Review Question - QID 216319

The collecting duct of the medulla would be expected to have the highest osmolality in this patient who is treated with a vasopressin analog because urine can be concentrated up to 1200 mOsm in this segment of the nephron. This segment of the nephron is labeled "E" in Figure A.

Arginine vasopressin (AVP), also known as antidiuretic hormone (ADH), is a peptide secreted by the posterior pituitary gland that regulates water excretion in the kidney through the V2 receptors. AVP functions by selectively increasing water permeability in the collecting tubules and ducts via aquaporin 2 (AQP2), increasing NaCl reabsorption in the thick ascending limb (TAL) of the loop of Henle, and increasing urea reabsorption by the inner medullary collecting duct (IMCD). Increased NaCl reabsorption in the TAL and urea reabsorption in the IMCD increases urinary concentrating ability via a countercurrent exchange multiplier. Aquaporins avidly transport water across cell membranes; thus, increasing AQP2 in the luminal side of cells in the collecting ducts in conjunction with the countercurrent exchange multiplier increases urine osmolality. The net effect of AVP thus leads to tubular fluid in the inner medullary collecting duct (IMCD) being concentrated up to 1200 mOsm, the highest osmolality in the nephron.

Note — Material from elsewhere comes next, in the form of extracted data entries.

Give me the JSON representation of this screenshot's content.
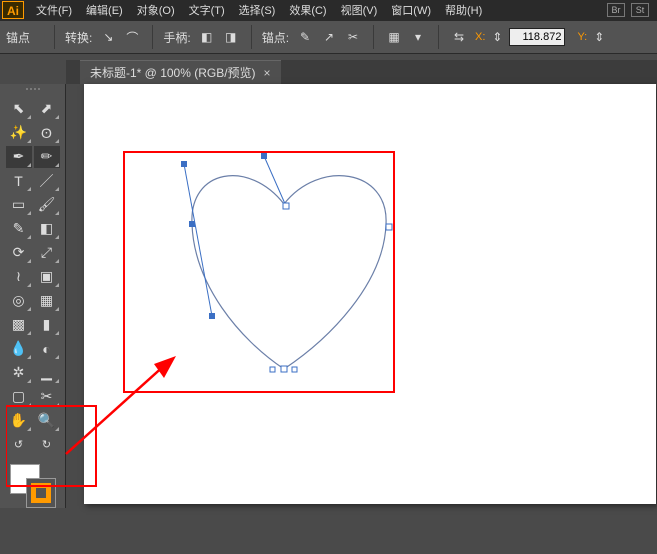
{
  "app": {
    "logo": "Ai"
  },
  "menu": {
    "file": "文件(F)",
    "edit": "编辑(E)",
    "object": "对象(O)",
    "type": "文字(T)",
    "select": "选择(S)",
    "effect": "效果(C)",
    "view": "视图(V)",
    "window": "窗口(W)",
    "help": "帮助(H)"
  },
  "badges": {
    "br": "Br",
    "st": "St"
  },
  "controlbar": {
    "context_label": "锚点",
    "convert_label": "转换:",
    "handles_label": "手柄:",
    "anchors_label": "锚点:",
    "x_label": "X:",
    "y_label": "Y:",
    "x_value": "118.872"
  },
  "tab": {
    "title": "未标题-1* @ 100% (RGB/预览)"
  },
  "tools": {
    "selection": "selection-tool",
    "direct": "direct-selection-tool",
    "wand": "magic-wand-tool",
    "lasso": "lasso-tool",
    "pen": "pen-tool",
    "curvature": "curvature-tool",
    "type": "type-tool",
    "line": "line-segment-tool",
    "rect": "rectangle-tool",
    "brush": "paintbrush-tool",
    "pencil": "pencil-tool",
    "eraser": "eraser-tool",
    "rotate": "rotate-tool",
    "scale": "scale-tool",
    "width": "width-tool",
    "free": "free-transform-tool",
    "shapebuilder": "shape-builder-tool",
    "perspective": "perspective-grid-tool",
    "mesh": "mesh-tool",
    "gradient": "gradient-tool",
    "eyedropper": "eyedropper-tool",
    "blend": "blend-tool",
    "symbol": "symbol-sprayer-tool",
    "graph": "column-graph-tool",
    "artboard": "artboard-tool",
    "slice": "slice-tool",
    "hand": "hand-tool",
    "zoom": "zoom-tool"
  }
}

Bankir et al. review the role of vasopressin (AVP) in nephron physiology. In particular, the authors discuss the role of AVP acting on the vasopressin 2 (V2) receptor in modulating water and solute flow in the cortical and medullary collecting ducts. The authors recommend further study of copeptin, a fragment of the pre-provasopressin molecular that is both easier to measure and a good surrogate marker of AVP.

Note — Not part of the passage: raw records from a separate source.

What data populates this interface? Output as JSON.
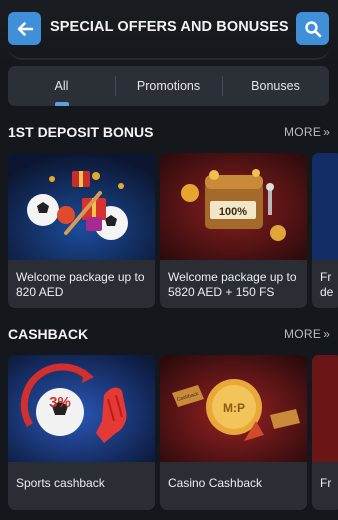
{
  "header": {
    "title": "SPECIAL OFFERS AND BONUSES",
    "back_icon": "arrow-left-icon",
    "search_icon": "search-icon",
    "accent": "#3f8fd9"
  },
  "tabs": [
    {
      "label": "All",
      "active": true
    },
    {
      "label": "Promotions",
      "active": false
    },
    {
      "label": "Bonuses",
      "active": false
    }
  ],
  "sections": [
    {
      "title": "1ST DEPOSIT BONUS",
      "more": "MORE",
      "cards": [
        {
          "label": "Welcome package up to 820 AED"
        },
        {
          "label": "Welcome package up to 5820 AED + 150 FS"
        },
        {
          "label": "Fr de"
        }
      ]
    },
    {
      "title": "CASHBACK",
      "more": "MORE",
      "cards": [
        {
          "label": "Sports cashback",
          "badge": "3%"
        },
        {
          "label": "Casino Cashback",
          "badge": "M:P",
          "ribbon": "Cashback"
        },
        {
          "label": "Fr"
        }
      ]
    }
  ],
  "slot_reel": "100%",
  "colors": {
    "background": "#14171c",
    "card": "#2a2d33",
    "tab_bar": "#2b2f36"
  }
}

Figure/Illustration A shows a labeled diagram of a juxtamedullary nephron, which have their glomeruli near the corticomedullary border (the black line between the tan cortex and the brown medulla). A refers to the proximal convoluted tubule, B refers to the descending limb of the Loop of Henle, C refers to the outer medullary collecting duct, D refers to the distal convoluted tubule, and E refers to the IMCD. An unlabeled superficial cortical nephron is also seen on the right.

Incorrect Answers:
Answer 1: A shows the proximal convoluted tubule (PCT). The PCT reabsorbs filtered fluid isosmotically regardless of the final osmolality of the urine. Therefore, filtrate in this region of the nephron would be expected to have osmolality around 300 mOsm, which is less than that of the IMCD (1,200 mOsm) in the setting of antidiuresis with AVP.

Answer 2: B shows the descending limb of the loop of Henle. Although the osmolality of fluid in this segment is expected to rise, the arrow shown is not as deep in the medulla as the arrow in the collecting duct, making the IMCD a better choice.

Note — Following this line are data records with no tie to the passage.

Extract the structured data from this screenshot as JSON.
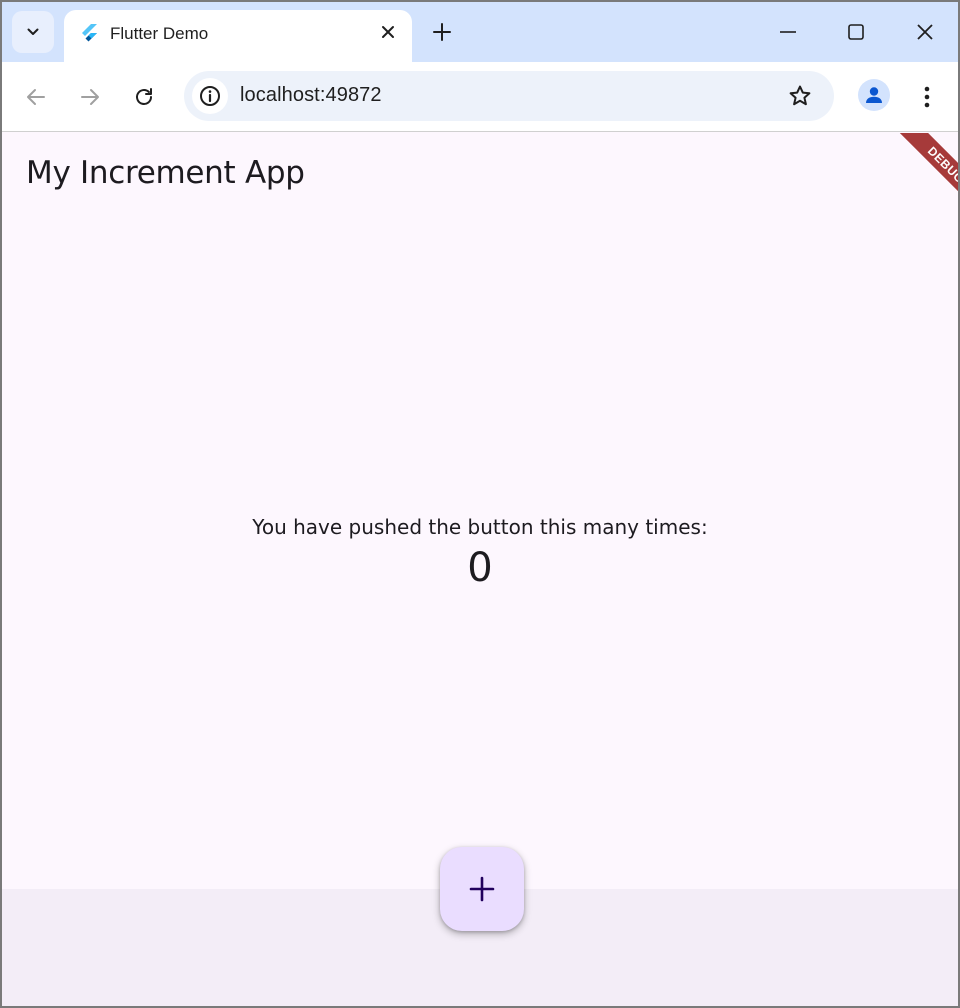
{
  "browser": {
    "tab": {
      "title": "Flutter Demo",
      "favicon": "flutter-icon"
    },
    "address_bar": {
      "url": "localhost:49872"
    },
    "icons": {
      "tab_search": "chevron-down-icon",
      "close_tab": "close-icon",
      "new_tab": "plus-icon",
      "minimize": "minimize-icon",
      "maximize": "maximize-icon",
      "close_window": "close-icon",
      "back": "arrow-left-icon",
      "forward": "arrow-right-icon",
      "reload": "reload-icon",
      "site_info": "info-icon",
      "bookmark": "star-icon",
      "profile": "person-icon",
      "menu": "kebab-menu-icon"
    }
  },
  "app": {
    "title": "My Increment App",
    "debug_banner": "DEBUG",
    "counter": {
      "label": "You have pushed the button this many times:",
      "value": "0"
    },
    "fab_icon": "plus-icon"
  },
  "colors": {
    "tab_strip": "#d3e3fd",
    "app_background": "#fdf7fe",
    "bottom_bar": "#f3edf7",
    "fab": "#eaddff",
    "debug_banner": "#a63a3a",
    "text": "#1d1b20"
  }
}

Answer 3: C refers to the outer medullary collecting duct. The collecting duct is classically divided into four portions in order of increasing depth: initial collecting duct, cortical collecting duct, outer medullary collecting duct, and IMCD. AVP acts on all of these portions, leading to increasing osmolality with greater depth in the setting of antidiuresis. Thus, the IMCD would be expected to have greater osmolality than the outer medullary collecting duct in this patient taking AVP.

Answer 4: D refers to the distal convoluted tubule (DCT). The DCT is a highly permeable segment of the nephron. Therefore, even in the setting of antidiuresis, the DCT is unable to concentrate beyond plasma osmolality. This segment is expected to be around 120 mOsm, compared to up to 1200 mOsm in the IMCD.

Bullet Summary:
Vasopressin is a small peptide that promotes antidiuresis by increasing water reabsorption in the collecting duct, leading to increasing tubule fluid hyperosmolality along the collecting duct.